Two of my favorite fruits are combined in this Apple Blackberry Crumble. Just the right amount of sweetness that doesn’t overpower the fruit. Easy and very adaptable with fresh or frozen blackberries.
After experimenting with so many fruit cobblers and crisps this summer, I have been taking a break from fruit desserts. However, after making the Butternut Squash Crumble last week, it reminded me of one of Taylor’s favorite desserts, Apple Blackberry Crumble. A Crumble is different form a cobbler in that it has a flour based streusel on top rather than a biscuit like topping.
We can almost always get fresh blackberries in the grocery. I have no idea where they come from, and while they aren’t as sweet as when you pick them up at the farmers market, they’re still pretty good when you mix them with apples.
Fuji are my favorite whether to eat by themselves or to cook with. They’re a little tart and won’t get too mushy when cooked. This is a very simple recipe from a cookbook put out by Williams Sonoma. Simple doesn’t mean it isn’t fantastic.
How to make this simple and EASY Apple Blackberry Crumble
- Combine cold butter with flour and sugar and oatmeal, add pecans if desired.
- Combine fruit with a little sugar and flour and place in a baking dish.
- Press topping onto the top of the fruit and bake.

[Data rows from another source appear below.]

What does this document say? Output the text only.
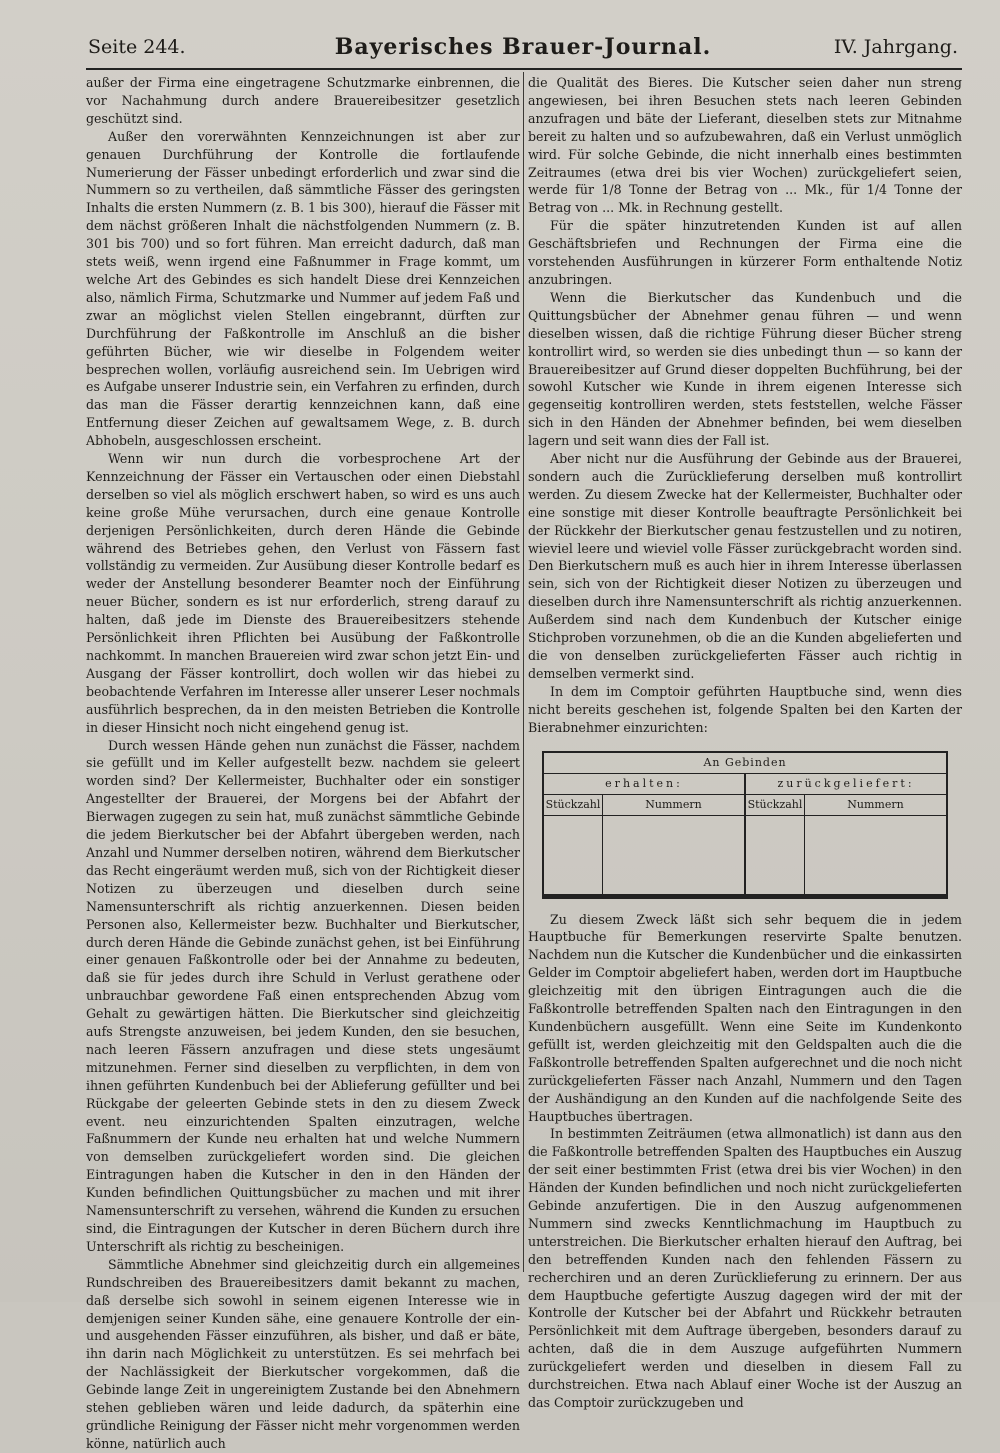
Seite 244.	Bayerisches Brauer-Journal.	IV. Jahrgang.

außer der Firma eine eingetragene Schutzmarke einbrennen, die vor Nachahmung durch andere Brauereibesitzer gesetzlich geschützt sind.

Außer den vorerwähnten Kennzeichnungen ist aber zur genauen Durchführung der Kontrolle die fortlaufende Numerierung der Fässer unbedingt erforderlich und zwar sind die Nummern so zu vertheilen, daß sämmtliche Fässer des geringsten Inhalts die ersten Nummern (z. B. 1 bis 300), hierauf die Fässer mit dem nächst größeren Inhalt die nächstfolgenden Nummern (z. B. 301 bis 700) und so fort führen. Man erreicht dadurch, daß man stets weiß, wenn irgend eine Faßnummer in Frage kommt, um welche Art des Gebindes es sich handelt Diese drei Kennzeichen also, nämlich Firma, Schutzmarke und Nummer auf jedem Faß und zwar an möglichst vielen Stellen eingebrannt, dürften zur Durchführung der Faßkontrolle im Anschluß an die bisher geführten Bücher, wie wir dieselbe in Folgendem weiter besprechen wollen, vorläufig ausreichend sein. Im Uebrigen wird es Aufgabe unserer Industrie sein, ein Verfahren zu erfinden, durch das man die Fässer derartig kennzeichnen kann, daß eine Entfernung dieser Zeichen auf gewaltsamem Wege, z. B. durch Abhobeln, ausgeschlossen erscheint.

Wenn wir nun durch die vorbesprochene Art der Kennzeichnung der Fässer ein Vertauschen oder einen Diebstahl derselben so viel als möglich erschwert haben, so wird es uns auch keine große Mühe verursachen, durch eine genaue Kontrolle derjenigen Persönlichkeiten, durch deren Hände die Gebinde während des Betriebes gehen, den Verlust von Fässern fast vollständig zu vermeiden. Zur Ausübung dieser Kontrolle bedarf es weder der Anstellung besonderer Beamter noch der Einführung neuer Bücher, sondern es ist nur erforderlich, streng darauf zu halten, daß jede im Dienste des Brauereibesitzers stehende Persönlichkeit ihren Pflichten bei Ausübung der Faßkontrolle nachkommt. In manchen Brauereien wird zwar schon jetzt Ein- und Ausgang der Fässer kontrollirt, doch wollen wir das hiebei zu beobachtende Verfahren im Interesse aller unserer Leser nochmals ausführlich besprechen, da in den meisten Betrieben die Kontrolle in dieser Hinsicht noch nicht eingehend genug ist.

Durch wessen Hände gehen nun zunächst die Fässer, nachdem sie gefüllt und im Keller aufgestellt bezw. nachdem sie geleert worden sind? Der Kellermeister, Buchhalter oder ein sonstiger Angestellter der Brauerei, der Morgens bei der Abfahrt der Bierwagen zugegen zu sein hat, muß zunächst sämmtliche Gebinde die jedem Bierkutscher bei der Abfahrt übergeben werden, nach Anzahl und Nummer derselben notiren, während dem Bierkutscher das Recht eingeräumt werden muß, sich von der Richtigkeit dieser Notizen zu überzeugen und dieselben durch seine Namensunterschrift als richtig anzuerkennen. Diesen beiden Personen also, Kellermeister bezw. Buchhalter und Bierkutscher, durch deren Hände die Gebinde zunächst gehen, ist bei Einführung einer genauen Faßkontrolle oder bei der Annahme zu bedeuten, daß sie für jedes durch ihre Schuld in Verlust gerathene oder unbrauchbar gewordene Faß einen entsprechenden Abzug vom Gehalt zu gewärtigen hätten. Die Bierkutscher sind gleichzeitig aufs Strengste anzuweisen, bei jedem Kunden, den sie besuchen, nach leeren Fässern anzufragen und diese stets ungesäumt mitzunehmen. Ferner sind dieselben zu verpflichten, in dem von ihnen geführten Kundenbuch bei der Ablieferung gefüllter und bei Rückgabe der geleerten Gebinde stets in den zu diesem Zweck event. neu einzurichtenden Spalten einzutragen, welche Faßnummern der Kunde neu erhalten hat und welche Nummern von demselben zurückgeliefert worden sind. Die gleichen Eintragungen haben die Kutscher in den in den Händen der Kunden befindlichen Quittungsbücher zu machen und mit ihrer Namensunterschrift zu versehen, während die Kunden zu ersuchen sind, die Eintragungen der Kutscher in deren Büchern durch ihre Unterschrift als richtig zu bescheinigen.

Sämmtliche Abnehmer sind gleichzeitig durch ein allgemeines Rundschreiben des Brauereibesitzers damit bekannt zu machen, daß derselbe sich sowohl in seinem eigenen Interesse wie in demjenigen seiner Kunden sähe, eine genauere Kontrolle der ein- und ausgehenden Fässer einzuführen, als bisher, und daß er bäte, ihn darin nach Möglichkeit zu unterstützen. Es sei mehrfach bei der Nachlässigkeit der Bierkutscher vorgekommen, daß die Gebinde lange Zeit in ungereinigtem Zustande bei den Abnehmern stehen geblieben wären und leide dadurch, da späterhin eine gründliche Reinigung der Fässer nicht mehr vorgenommen werden könne, natürlich auch

die Qualität des Bieres. Die Kutscher seien daher nun streng angewiesen, bei ihren Besuchen stets nach leeren Gebinden anzufragen und bäte der Lieferant, dieselben stets zur Mitnahme bereit zu halten und so aufzubewahren, daß ein Verlust unmöglich wird. Für solche Gebinde, die nicht innerhalb eines bestimmten Zeitraumes (etwa drei bis vier Wochen) zurückgeliefert seien, werde für 1/8 Tonne der Betrag von ... Mk., für 1/4 Tonne der Betrag von ... Mk. in Rechnung gestellt.

Für die später hinzutretenden Kunden ist auf allen Geschäftsbriefen und Rechnungen der Firma eine die vorstehenden Ausführungen in kürzerer Form enthaltende Notiz anzubringen.

Wenn die Bierkutscher das Kundenbuch und die Quittungsbücher der Abnehmer genau führen — und wenn dieselben wissen, daß die richtige Führung dieser Bücher streng kontrollirt wird, so werden sie dies unbedingt thun — so kann der Brauereibesitzer auf Grund dieser doppelten Buchführung, bei der sowohl Kutscher wie Kunde in ihrem eigenen Interesse sich gegenseitig kontrolliren werden, stets feststellen, welche Fässer sich in den Händen der Abnehmer befinden, bei wem dieselben lagern und seit wann dies der Fall ist.

Aber nicht nur die Ausführung der Gebinde aus der Brauerei, sondern auch die Zurücklieferung derselben muß kontrollirt werden. Zu diesem Zwecke hat der Kellermeister, Buchhalter oder eine sonstige mit dieser Kontrolle beauftragte Persönlichkeit bei der Rückkehr der Bierkutscher genau festzustellen und zu notiren, wieviel leere und wieviel volle Fässer zurückgebracht worden sind. Den Bierkutschern muß es auch hier in ihrem Interesse überlassen sein, sich von der Richtigkeit dieser Notizen zu überzeugen und dieselben durch ihre Namensunterschrift als richtig anzuerkennen. Außerdem sind nach dem Kundenbuch der Kutscher einige Stichproben vorzunehmen, ob die an die Kunden abgelieferten und die von denselben zurückgelieferten Fässer auch richtig in demselben vermerkt sind.

In dem im Comptoir geführten Hauptbuche sind, wenn dies nicht bereits geschehen ist, folgende Spalten bei den Karten der Bierabnehmer einzurichten:

An Gebinden
erhalten:	zurückgeliefert:
Stückzahl	Nummern	Stückzahl	Nummern

Zu diesem Zweck läßt sich sehr bequem die in jedem Hauptbuche für Bemerkungen reservirte Spalte benutzen. Nachdem nun die Kutscher die Kundenbücher und die einkassirten Gelder im Comptoir abgeliefert haben, werden dort im Hauptbuche gleichzeitig mit den übrigen Eintragungen auch die die Faßkontrolle betreffenden Spalten nach den Eintragungen in den Kundenbüchern ausgefüllt. Wenn eine Seite im Kundenkonto gefüllt ist, werden gleichzeitig mit den Geldspalten auch die die Faßkontrolle betreffenden Spalten aufgerechnet und die noch nicht zurückgelieferten Fässer nach Anzahl, Nummern und den Tagen der Aushändigung an den Kunden auf die nachfolgende Seite des Hauptbuches übertragen.

In bestimmten Zeiträumen (etwa allmonatlich) ist dann aus den die Faßkontrolle betreffenden Spalten des Hauptbuches ein Auszug der seit einer bestimmten Frist (etwa drei bis vier Wochen) in den Händen der Kunden befindlichen und noch nicht zurückgelieferten Gebinde anzufertigen. Die in den Auszug aufgenommenen Nummern sind zwecks Kenntlichmachung im Hauptbuch zu unterstreichen. Die Bierkutscher erhalten hierauf den Auftrag, bei den betreffenden Kunden nach den fehlenden Fässern zu recherchiren und an deren Zurücklieferung zu erinnern. Der aus dem Hauptbuche gefertigte Auszug dagegen wird der mit der Kontrolle der Kutscher bei der Abfahrt und Rückkehr betrauten Persönlichkeit mit dem Auftrage übergeben, besonders darauf zu achten, daß die in dem Auszuge aufgeführten Nummern zurückgeliefert werden und dieselben in diesem Fall zu durchstreichen. Etwa nach Ablauf einer Woche ist der Auszug an das Comptoir zurückzugeben und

If you want to make individual servings, you can make this in individual ramekins, just reduce the cooking time. You can also use frozen blackberries. If you do, add them while they are still frozen.

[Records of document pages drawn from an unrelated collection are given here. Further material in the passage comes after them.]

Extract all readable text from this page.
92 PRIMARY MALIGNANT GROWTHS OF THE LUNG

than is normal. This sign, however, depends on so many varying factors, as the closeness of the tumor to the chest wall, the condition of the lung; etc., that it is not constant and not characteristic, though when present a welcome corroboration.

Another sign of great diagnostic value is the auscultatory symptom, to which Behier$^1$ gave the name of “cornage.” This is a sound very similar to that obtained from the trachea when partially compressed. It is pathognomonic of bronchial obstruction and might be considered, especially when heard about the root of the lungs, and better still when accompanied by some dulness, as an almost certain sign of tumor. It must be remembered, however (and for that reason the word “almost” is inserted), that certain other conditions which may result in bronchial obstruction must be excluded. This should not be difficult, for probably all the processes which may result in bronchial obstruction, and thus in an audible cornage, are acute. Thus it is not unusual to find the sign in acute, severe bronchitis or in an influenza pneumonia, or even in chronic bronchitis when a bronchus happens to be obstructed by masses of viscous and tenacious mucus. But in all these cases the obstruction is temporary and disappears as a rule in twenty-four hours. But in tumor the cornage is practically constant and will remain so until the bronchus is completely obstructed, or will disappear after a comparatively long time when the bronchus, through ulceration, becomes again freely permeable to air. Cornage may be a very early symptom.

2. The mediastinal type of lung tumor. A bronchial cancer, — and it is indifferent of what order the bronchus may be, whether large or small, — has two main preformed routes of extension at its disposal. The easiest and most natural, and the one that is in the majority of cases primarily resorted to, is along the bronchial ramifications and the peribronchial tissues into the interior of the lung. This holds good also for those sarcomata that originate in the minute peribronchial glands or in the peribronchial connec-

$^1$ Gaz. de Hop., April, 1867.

You could add some pecans or walnuts to the crumble to give it some extra flavor and crunch, which I do of course. Otherwise, serve it warm with a little cream drizzled over the top, or be more indulgent and add a scoop of ice cream. After all you’re eating fruit, so it’s healthy.
Looking for some more APPLE recipes, here are some of my favorites
If you make Apple Blackberry Crumble, be sure to leave a comment and/or give this recipe a rating! Above all, I love to hear from you guys and always do my best to respond to each and every comment. And of course, if you do make this recipe, don’t forget to also tag me on Instagram! I would love to see your creation.
Adapted from Williams-Sonoma Cooking for Friends
Apple and Blackberry Crumble
- 1¾ cups flour
- 1½ cups sugar
- 1 tsp salt
- 1 cup butter cut in small pieces
- 1 cup rolled oats
- 4 cups blackberries
- 3 lbs. fuji apples about 6, peeled and sliced
- ½ cup Pecans chopped
- Topping: in food processor pulse 11/2 cups flour, ¾ cup sugar and salt. Add butter and pulse until mixture resembles coarse bread crumbs. Add oats and pulse to combine. Add pecans.
- Filling: In a bowl, combine blackberries, apples, ¾ cup sugar and ¼ cup flour
- Spread fruit filling in a 9 x 13 baking dish. Using your fingers, press topping into large clumps and scatter over fruit. Bake until fruit is bubbling and topping is golden and crisp, about 1 hour at 375º.
- Can divide fruit and topping into 8 ½ cup ramekins and bake for 30 minutes.